La fagocitosis se puede suprimir a través de la liberación de mediadores solubles, incluyendo PGE-2 por las células de cáncer de pulmón. En el mesotelioma; células de cáncer de co-cultivadas con macrófagos inducen una disminución de la fagocitosis, sino un aumento en la liberación de PGE-2 [22]. En el presente estudio, por tanto, hemos aplicado LC-ESI-MSMS para determinar si las células del cáncer de pulmón producen prostaglandinas que podrían inhibir directamente efferocytosis. Todas las líneas celulares de cáncer de pulmón producen tres niveles detectables de metabolitos del AA incluyendo PGE-2, en consonancia con otro estudio [23] del CPNM líneas celulares A549 y H1299. La inhibición de la COX con indometacina al menos parcialmente negada los efectos supresores sobre efferocytosis, lo que implica un efecto de la vía de la COX-2 /PGE-2 aunque hay claramente otros factores adicionales implicados.

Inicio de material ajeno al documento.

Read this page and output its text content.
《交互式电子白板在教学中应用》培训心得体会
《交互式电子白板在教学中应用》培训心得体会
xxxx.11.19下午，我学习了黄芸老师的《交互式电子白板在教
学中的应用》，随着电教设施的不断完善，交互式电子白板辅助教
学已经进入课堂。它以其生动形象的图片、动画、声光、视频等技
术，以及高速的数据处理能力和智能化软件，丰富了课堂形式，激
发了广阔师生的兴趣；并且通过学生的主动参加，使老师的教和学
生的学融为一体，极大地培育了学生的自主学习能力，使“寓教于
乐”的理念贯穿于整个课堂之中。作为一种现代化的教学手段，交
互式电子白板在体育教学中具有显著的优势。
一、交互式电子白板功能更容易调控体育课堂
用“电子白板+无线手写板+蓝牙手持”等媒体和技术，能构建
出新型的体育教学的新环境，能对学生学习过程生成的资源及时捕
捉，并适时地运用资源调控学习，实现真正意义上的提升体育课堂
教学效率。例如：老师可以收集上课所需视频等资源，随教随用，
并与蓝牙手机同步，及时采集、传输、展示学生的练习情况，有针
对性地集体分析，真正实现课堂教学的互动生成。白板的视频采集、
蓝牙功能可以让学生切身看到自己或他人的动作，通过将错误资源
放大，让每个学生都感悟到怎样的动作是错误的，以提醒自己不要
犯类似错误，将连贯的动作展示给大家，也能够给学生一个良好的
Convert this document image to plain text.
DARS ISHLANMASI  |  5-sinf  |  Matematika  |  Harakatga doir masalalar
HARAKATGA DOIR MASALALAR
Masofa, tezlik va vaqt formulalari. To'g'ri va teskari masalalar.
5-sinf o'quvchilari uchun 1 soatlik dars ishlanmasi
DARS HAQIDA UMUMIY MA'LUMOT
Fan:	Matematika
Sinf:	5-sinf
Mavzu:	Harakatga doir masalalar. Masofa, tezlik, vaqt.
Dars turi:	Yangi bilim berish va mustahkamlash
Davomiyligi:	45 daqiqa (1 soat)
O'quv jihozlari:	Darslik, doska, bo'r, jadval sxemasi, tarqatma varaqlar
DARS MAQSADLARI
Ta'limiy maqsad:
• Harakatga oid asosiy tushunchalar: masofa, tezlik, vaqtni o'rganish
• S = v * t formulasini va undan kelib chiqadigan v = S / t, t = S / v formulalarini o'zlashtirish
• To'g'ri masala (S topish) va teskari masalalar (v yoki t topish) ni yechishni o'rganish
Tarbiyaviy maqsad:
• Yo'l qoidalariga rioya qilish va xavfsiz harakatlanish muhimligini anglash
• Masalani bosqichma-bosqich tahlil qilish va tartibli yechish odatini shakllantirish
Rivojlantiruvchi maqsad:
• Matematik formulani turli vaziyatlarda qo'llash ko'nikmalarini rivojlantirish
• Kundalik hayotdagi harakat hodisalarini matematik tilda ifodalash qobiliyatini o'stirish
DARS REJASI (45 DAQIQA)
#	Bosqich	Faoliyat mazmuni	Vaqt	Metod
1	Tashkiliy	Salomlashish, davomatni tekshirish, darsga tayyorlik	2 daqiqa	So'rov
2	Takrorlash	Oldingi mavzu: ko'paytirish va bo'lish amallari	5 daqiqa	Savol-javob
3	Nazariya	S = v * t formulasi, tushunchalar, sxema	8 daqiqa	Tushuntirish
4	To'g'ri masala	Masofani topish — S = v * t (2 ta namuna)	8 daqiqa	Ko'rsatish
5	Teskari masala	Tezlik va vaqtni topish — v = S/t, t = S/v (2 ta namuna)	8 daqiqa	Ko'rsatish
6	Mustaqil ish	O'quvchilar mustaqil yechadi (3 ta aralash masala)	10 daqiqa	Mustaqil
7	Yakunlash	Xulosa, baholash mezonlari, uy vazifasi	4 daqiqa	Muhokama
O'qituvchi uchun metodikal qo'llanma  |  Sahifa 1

Curiosamente, los efectos supresores más significativos se encontraron usando la línea de células SCLC, SBC-1 y podemos postular que esto puede ser representativo de la naturaleza más agresiva de este tipo de cáncer de pulmón. Un estudio previo de la COX-2 expresión en NSCLC primario demostrado los más altos niveles tanto de ARNm y proteínas en células de adenocarcinoma en comparación con células grandes y carcinoma de células escamosas [24]. Ellos no tenían, sin embargo, investigan SCLC. Será de interés para determinar si los metabolitos de AA inhiben la función efferocytosis de las vías respiratorias y asociados a tumores-macrófagos en un grado similar, como hemos encontrado que el sobrenadante de células de cáncer de pulmón tenía un efecto supresor significativo en la capacidad efferocytic de los macrófagos de los sujetos de control, pero lo hizo no afecta a la (ya reducido significativamente) la capacidad de los macrófagos efferocytic de sujetos con cáncer de pulmón
los inconvenientes del estudio son que no fuimos capaces de comparar compartimentos BAL y tejido pulmonar para pacientes individuales.; Sin embargo estamos evaluando esto en nuestro modelo murino de enfisema en los estudios en curso. También hay inconvenientes éticos evidentes de la obtención de pulmón fresca "normal". A pesar de que recogimos nuestro "control" tejido pulmonar mediante biopsia tomada bien lejos del área del cáncer en pacientes sin EPOC, sigue existiendo la posibilidad de que la presencia de cáncer puede haber influido en algunos de nuestros resultados y modelos de cáncer murino sean necesarias para aclarar esto. El número de pacientes con CPNM sin EPOC fue relativamente baja (BAL a partir de 8 pacientes con NSCLC y vinculado el cáncer y el tejido libre de cáncer de 13 pacientes se obtuvo durante un período de 2 años), que impide llegar a conclusiones firmes sobre la base de análisis de los datos de este grupo de pacientes . De los cerca de 200 pacientes con NSCLC, que nuestra unidad ve anualmente sólo un pequeño porcentaje (~ 15%) son considerados para la cirugía (etapas I y II), y de los que muchos son médicamente inoperables. En nuestros pacientes operables con CPNM la proporción de pacientes sin EPOC es muy baja, alrededor del 10%.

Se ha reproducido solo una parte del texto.